An MSNBC article quoted APA member Jack Drescher as saying that “All psychiatric diagnoses occur within a cultural context. . . . [T]he therapist’s job isn’t to pathologize.”  It is certainly true that cultural context is one determinant for what psychiatry considers normal and that such considerations may even apply to apparently psychotic phenomena, such as hallucinations of deceased loved ones.  However, it is important to realize that psychiatry and medicine at large not only reflect the cultural context in their notions of normalcy versus pathology but also help to create that very cultural context.  It was largely as a result of vocal advocacy on the part of the medical community that smoking has become culturally unacceptable in many parts of our society.  In fact, heavy smoking is now a psychiatric diagnosis called “nicotine use disorder,” yet no one seems to worry that this diagnosis may “pathologize” behaviors or attitudes.  As an opposite example, one of how psychiatry helped to give cultural sanction to a condition previously considered clinically pathological, we must remember the removal of homosexuality from the DSM in 1973.  The official opinion of the APA, an organization that describes itself as the voice and conscience of American psychiatry, that identifying as transgender does not imply having a mental disorder is not a reflection of the cultural context.  It is an example of how cultural context is created.

Any phenomenon suspected of being a medical illness needs to be evaluated in the light of philosophical principles on which our notions of disease and health rest.  Lacking precise laboratory and imaging diagnostic testing modalities of non-psychiatric medicine, psychiatry currently has no other choice but to rely almost exclusively on a system of value judgments as the building blocks of its knowledge base.  Without such value judgments and without assumptions regarding what is real and what exists only in the mind of the patient there is no such thing as psychiatry.  One may argue, as did the late Dr. Szasz, that a discipline based exclusively on such value judgments and assumptions has no place calling itself part of medicine.  Not surprisingly, such an argument has not gathered many followers among practitioners of psychiatry.  However, when it declares the transgender experience psychiatrically normal while considering numerous other experiences that have little basis in objective reality to be examples of mental pathology, official psychiatry tarnishes its own image as a legitimate medical specialty.
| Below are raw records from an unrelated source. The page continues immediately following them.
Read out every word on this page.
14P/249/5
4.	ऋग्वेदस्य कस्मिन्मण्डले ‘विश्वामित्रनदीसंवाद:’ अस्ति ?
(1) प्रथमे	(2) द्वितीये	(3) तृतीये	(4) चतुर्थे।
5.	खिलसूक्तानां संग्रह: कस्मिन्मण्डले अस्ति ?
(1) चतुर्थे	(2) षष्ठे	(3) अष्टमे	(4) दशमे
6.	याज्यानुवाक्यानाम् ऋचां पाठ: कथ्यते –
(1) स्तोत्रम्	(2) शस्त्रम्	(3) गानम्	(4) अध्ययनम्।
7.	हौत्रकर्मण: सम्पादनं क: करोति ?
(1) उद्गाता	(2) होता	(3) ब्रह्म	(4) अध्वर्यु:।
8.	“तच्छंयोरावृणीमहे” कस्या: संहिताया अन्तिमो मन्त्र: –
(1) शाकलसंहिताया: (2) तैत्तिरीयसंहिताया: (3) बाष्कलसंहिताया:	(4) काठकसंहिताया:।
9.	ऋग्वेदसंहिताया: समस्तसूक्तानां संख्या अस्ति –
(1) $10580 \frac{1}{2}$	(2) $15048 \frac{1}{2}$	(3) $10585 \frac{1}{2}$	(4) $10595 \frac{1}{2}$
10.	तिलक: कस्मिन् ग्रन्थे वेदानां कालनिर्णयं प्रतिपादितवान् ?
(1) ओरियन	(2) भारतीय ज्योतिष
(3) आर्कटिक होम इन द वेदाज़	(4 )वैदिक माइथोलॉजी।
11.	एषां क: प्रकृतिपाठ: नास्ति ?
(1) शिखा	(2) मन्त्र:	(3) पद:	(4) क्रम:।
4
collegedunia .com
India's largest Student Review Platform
Although issues pertaining to the negative public perception of transgender patients are certainly not trivial, they must not be confused with the real lesion of transgender disorder.  To argue otherwise is akin to suggesting that the suffering and disability of schizophrenic patients is primarily a result of stigma against them.  Although such statements have been made, they reflect an antipsychiatric stance typical of Dr. Szasz and his followers.  Opinions often expressed in the psychiatric press to the effect that the suffering and disability of transgender people are primarily related to their negative reception by the public are ultimately grounded in sentiment instead of clinical judgment.  Beyond their sentimentality such opinions are essentially antipsychiatric.  It was the antipsychiatry psychiatrist Dr. Szasz who argued that only the body and not the internal experience of a person could be diseased.  The notion prevalent in current psychiatry that there is nothing wrong with the internal experience of transgender patients and that it is their bodies that ought to be recipients of surgical and hormonal treatment is perfectly consistent with Szasz’s arguments.  Extending such an argument further, if one accepts that there is no mental pathology in having a “gender identity” that is different from one’s physical anatomy, there is no reason to see mental pathology in any other experience of one’s identity that is at odds with physical reality.  Oddly, this is how psychiatry dissolves itself into a nonentity.  After all, if mental illness is, indeed, a myth, psychiatrists have no business being in the medical business.